No neighborhood ‘freeway’

I read with interest Steve Brandt’s column “What do we lose by reopening Nicollet?” (April 30 issue, page A23)

So many of us have been waiting for this day, and at the same time I agree that we — the city, the neighborhood, planners and citizens — should all take a step back and consider what would be the next step and what is the right direction.

I’ve traveled that area by bicycle, via the Greenway, coming to street level “behind” Kmart, circling around on my way to the post office on 31st Street. It’s a desolate and chaotic ride — trash blowing around and autos and loud, huge buses rushing down 1st Avenue toward downtown — so I share Brandt’s concern about increased motorized traffic. 

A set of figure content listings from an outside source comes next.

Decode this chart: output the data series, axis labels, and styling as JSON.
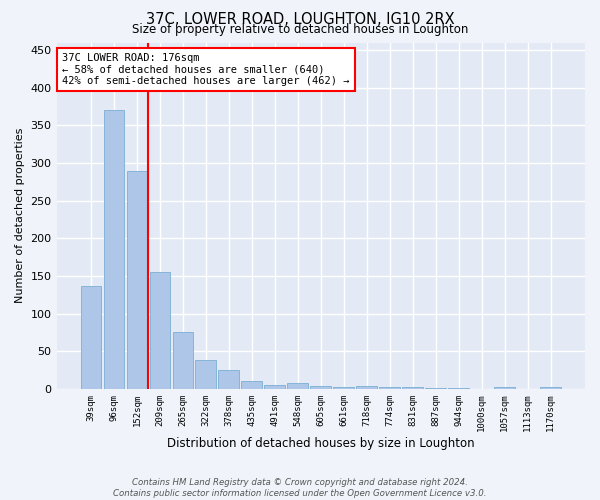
{
  "title": "37C, LOWER ROAD, LOUGHTON, IG10 2RX",
  "subtitle": "Size of property relative to detached houses in Loughton",
  "xlabel": "Distribution of detached houses by size in Loughton",
  "ylabel": "Number of detached properties",
  "categories": [
    "39sqm",
    "96sqm",
    "152sqm",
    "209sqm",
    "265sqm",
    "322sqm",
    "378sqm",
    "435sqm",
    "491sqm",
    "548sqm",
    "605sqm",
    "661sqm",
    "718sqm",
    "774sqm",
    "831sqm",
    "887sqm",
    "944sqm",
    "1000sqm",
    "1057sqm",
    "1113sqm",
    "1170sqm"
  ],
  "values": [
    137,
    370,
    289,
    155,
    75,
    38,
    25,
    10,
    5,
    8,
    4,
    3,
    4,
    3,
    2,
    1,
    1,
    0,
    3,
    0,
    3
  ],
  "bar_color": "#aec6e8",
  "bar_edge_color": "#7aafd4",
  "vline_position": 2.5,
  "annotation_text_line1": "37C LOWER ROAD: 176sqm",
  "annotation_text_line2": "← 58% of detached houses are smaller (640)",
  "annotation_text_line3": "42% of semi-detached houses are larger (462) →",
  "ylim": [
    0,
    460
  ],
  "yticks": [
    0,
    50,
    100,
    150,
    200,
    250,
    300,
    350,
    400,
    450
  ],
  "bg_color": "#f0f4fa",
  "plot_bg_color": "#e4eaf5",
  "grid_color": "#ffffff",
  "footer_line1": "Contains HM Land Registry data © Crown copyright and database right 2024.",
  "footer_line2": "Contains public sector information licensed under the Open Government Licence v3.0."
}
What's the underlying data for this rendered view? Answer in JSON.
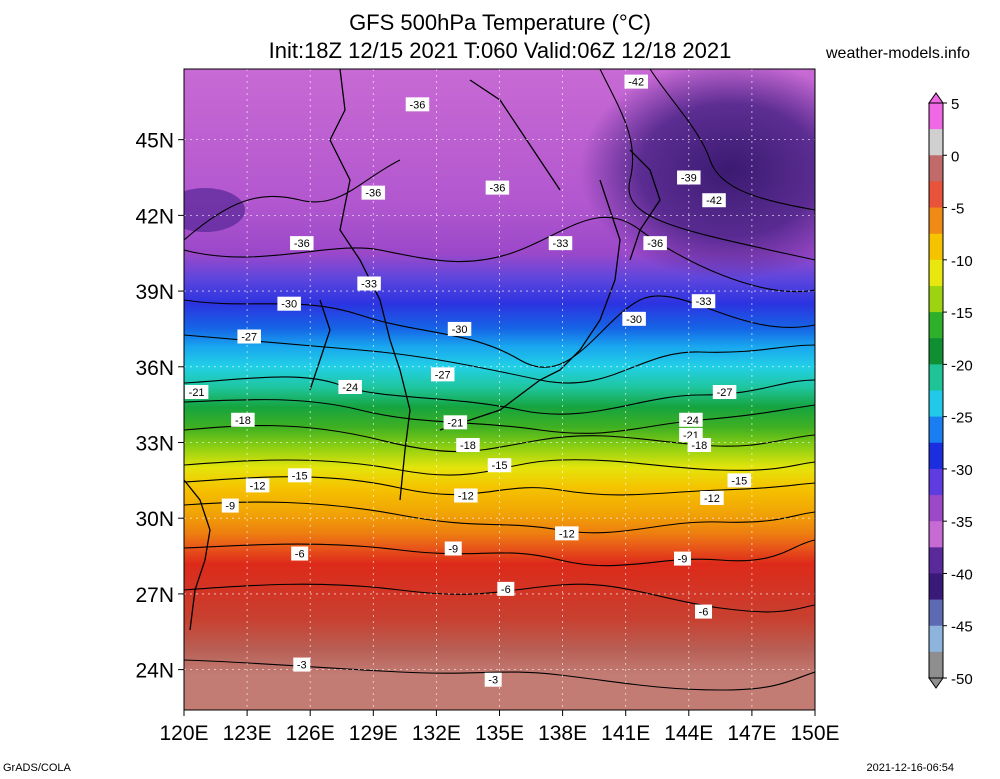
{
  "title": {
    "line1": "GFS 500hPa Temperature (°C)",
    "line2": "Init:18Z 12/15 2021 T:060 Valid:06Z 12/18 2021"
  },
  "watermark": "weather-models.info",
  "footer": {
    "left": "GrADS/COLA",
    "right": "2021-12-16-06:54"
  },
  "map": {
    "lon_range": [
      120,
      150
    ],
    "lat_range": [
      22.4,
      47.8
    ],
    "lon_ticks": [
      "120E",
      "123E",
      "126E",
      "129E",
      "132E",
      "135E",
      "138E",
      "141E",
      "144E",
      "147E",
      "150E"
    ],
    "lat_ticks": [
      "24N",
      "27N",
      "30N",
      "33N",
      "36N",
      "39N",
      "42N",
      "45N"
    ],
    "temperature_bands": [
      {
        "lat": 47.8,
        "color": "#c86ad4"
      },
      {
        "lat": 42.5,
        "color": "#b257cf"
      },
      {
        "lat": 40.5,
        "color": "#9b48c9"
      },
      {
        "lat": 39.5,
        "color": "#5e46dd"
      },
      {
        "lat": 38.5,
        "color": "#2c33e0"
      },
      {
        "lat": 37.5,
        "color": "#1566e6"
      },
      {
        "lat": 36.8,
        "color": "#19a6ef"
      },
      {
        "lat": 36.0,
        "color": "#22d0e6"
      },
      {
        "lat": 35.2,
        "color": "#1fc6a0"
      },
      {
        "lat": 34.4,
        "color": "#16a43f"
      },
      {
        "lat": 33.6,
        "color": "#3fb022"
      },
      {
        "lat": 32.8,
        "color": "#8fd012"
      },
      {
        "lat": 32.0,
        "color": "#e4e40c"
      },
      {
        "lat": 31.2,
        "color": "#f5c300"
      },
      {
        "lat": 30.2,
        "color": "#f1a405"
      },
      {
        "lat": 29.4,
        "color": "#ee7e10"
      },
      {
        "lat": 28.8,
        "color": "#e8541a"
      },
      {
        "lat": 28.2,
        "color": "#dd2a1a"
      },
      {
        "lat": 26.0,
        "color": "#c84030"
      },
      {
        "lat": 24.8,
        "color": "#b85f55"
      },
      {
        "lat": 23.8,
        "color": "#c27c74"
      }
    ],
    "cold_pocket_color": "#4b2487",
    "contour_labels": [
      {
        "text": "-42",
        "lon": 141.5,
        "lat": 47.3
      },
      {
        "text": "-36",
        "lon": 131.1,
        "lat": 46.4
      },
      {
        "text": "-39",
        "lon": 144.0,
        "lat": 43.5
      },
      {
        "text": "-36",
        "lon": 134.9,
        "lat": 43.1
      },
      {
        "text": "-36",
        "lon": 129.0,
        "lat": 42.9
      },
      {
        "text": "-42",
        "lon": 145.2,
        "lat": 42.6
      },
      {
        "text": "-36",
        "lon": 125.6,
        "lat": 40.9
      },
      {
        "text": "-33",
        "lon": 137.9,
        "lat": 40.9
      },
      {
        "text": "-36",
        "lon": 142.4,
        "lat": 40.9
      },
      {
        "text": "-33",
        "lon": 128.8,
        "lat": 39.3
      },
      {
        "text": "-33",
        "lon": 144.7,
        "lat": 38.6
      },
      {
        "text": "-30",
        "lon": 125.0,
        "lat": 38.5
      },
      {
        "text": "-30",
        "lon": 141.4,
        "lat": 37.9
      },
      {
        "text": "-30",
        "lon": 133.1,
        "lat": 37.5
      },
      {
        "text": "-27",
        "lon": 123.1,
        "lat": 37.2
      },
      {
        "text": "-27",
        "lon": 132.3,
        "lat": 35.7
      },
      {
        "text": "-24",
        "lon": 127.9,
        "lat": 35.2
      },
      {
        "text": "-21",
        "lon": 120.6,
        "lat": 35.0
      },
      {
        "text": "-27",
        "lon": 145.7,
        "lat": 35.0
      },
      {
        "text": "-18",
        "lon": 122.8,
        "lat": 33.9
      },
      {
        "text": "-24",
        "lon": 144.1,
        "lat": 33.9
      },
      {
        "text": "-21",
        "lon": 132.9,
        "lat": 33.8
      },
      {
        "text": "-21",
        "lon": 144.1,
        "lat": 33.3
      },
      {
        "text": "-18",
        "lon": 133.5,
        "lat": 32.9
      },
      {
        "text": "-18",
        "lon": 144.5,
        "lat": 32.9
      },
      {
        "text": "-15",
        "lon": 135.0,
        "lat": 32.1
      },
      {
        "text": "-15",
        "lon": 125.5,
        "lat": 31.7
      },
      {
        "text": "-15",
        "lon": 146.4,
        "lat": 31.5
      },
      {
        "text": "-12",
        "lon": 123.5,
        "lat": 31.3
      },
      {
        "text": "-12",
        "lon": 133.4,
        "lat": 30.9
      },
      {
        "text": "-12",
        "lon": 145.1,
        "lat": 30.8
      },
      {
        "text": "-9",
        "lon": 122.2,
        "lat": 30.5
      },
      {
        "text": "-12",
        "lon": 138.2,
        "lat": 29.4
      },
      {
        "text": "-9",
        "lon": 132.8,
        "lat": 28.8
      },
      {
        "text": "-6",
        "lon": 125.5,
        "lat": 28.6
      },
      {
        "text": "-9",
        "lon": 143.7,
        "lat": 28.4
      },
      {
        "text": "-6",
        "lon": 135.3,
        "lat": 27.2
      },
      {
        "text": "-6",
        "lon": 144.7,
        "lat": 26.3
      },
      {
        "text": "-3",
        "lon": 125.6,
        "lat": 24.2
      },
      {
        "text": "-3",
        "lon": 134.7,
        "lat": 23.6
      }
    ]
  },
  "colorbar": {
    "min": -50,
    "max": 5,
    "labels": [
      "5",
      "0",
      "-5",
      "-10",
      "-15",
      "-20",
      "-25",
      "-30",
      "-35",
      "-40",
      "-45",
      "-50"
    ],
    "label_values": [
      5,
      0,
      -5,
      -10,
      -15,
      -20,
      -25,
      -30,
      -35,
      -40,
      -45,
      -50
    ],
    "colors": [
      "#f068e6",
      "#d0d0d0",
      "#c06a6a",
      "#e8543a",
      "#ef8a16",
      "#f5c300",
      "#e8e80e",
      "#9dd412",
      "#2fb02a",
      "#0f8f32",
      "#1ec496",
      "#22c8e8",
      "#1a7ef0",
      "#1a2ee0",
      "#5e3ce0",
      "#9b48c9",
      "#c86ad4",
      "#5b2a9a",
      "#3a1a78",
      "#5c6ab4",
      "#8cb4dc",
      "#8e8e8e"
    ]
  }
}
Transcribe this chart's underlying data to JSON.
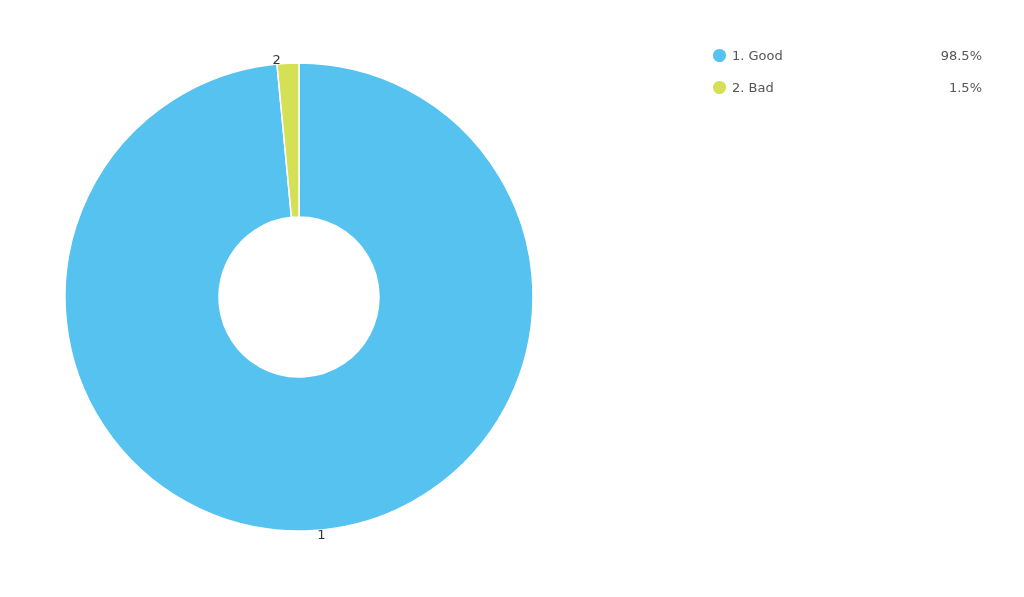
{
  "chart_data": {
    "type": "donut",
    "categories": [
      "1. Good",
      "2. Bad"
    ],
    "values": [
      98.5,
      1.5
    ],
    "colors": [
      "#56c2f0",
      "#d4e157"
    ],
    "value_labels": [
      "98.5%",
      "1.5%"
    ],
    "annotations": [
      "1",
      "2"
    ],
    "legend": "top right"
  }
}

One option would be to create a boulevard as along Lyndale, trees in the center, one lane of traffic, with left-turn lanes at each intersection, and maybe limited parking for local businesses. Avoid making Nicollet a neighborhood “freeway” unsafe for pedestrians and bicyclists.

Another would be to incorporate a local park and add housing, limiting height to 5-6 stories. Extend the atmosphere that exists on Eat Street and keep the neighborhood feel. I know our city is pushing density, but is a high-rise with hundreds of people really conducive to a community/neighborhood atmosphere? No! Smaller (affordable!) housing units with balconies, interior courtyards for residents and a neighborhood park would be awesome.

Please keep this conversation going. It warrants further consideration and is important to avoiding another catastrophic mistake that we’ve lived with for too long.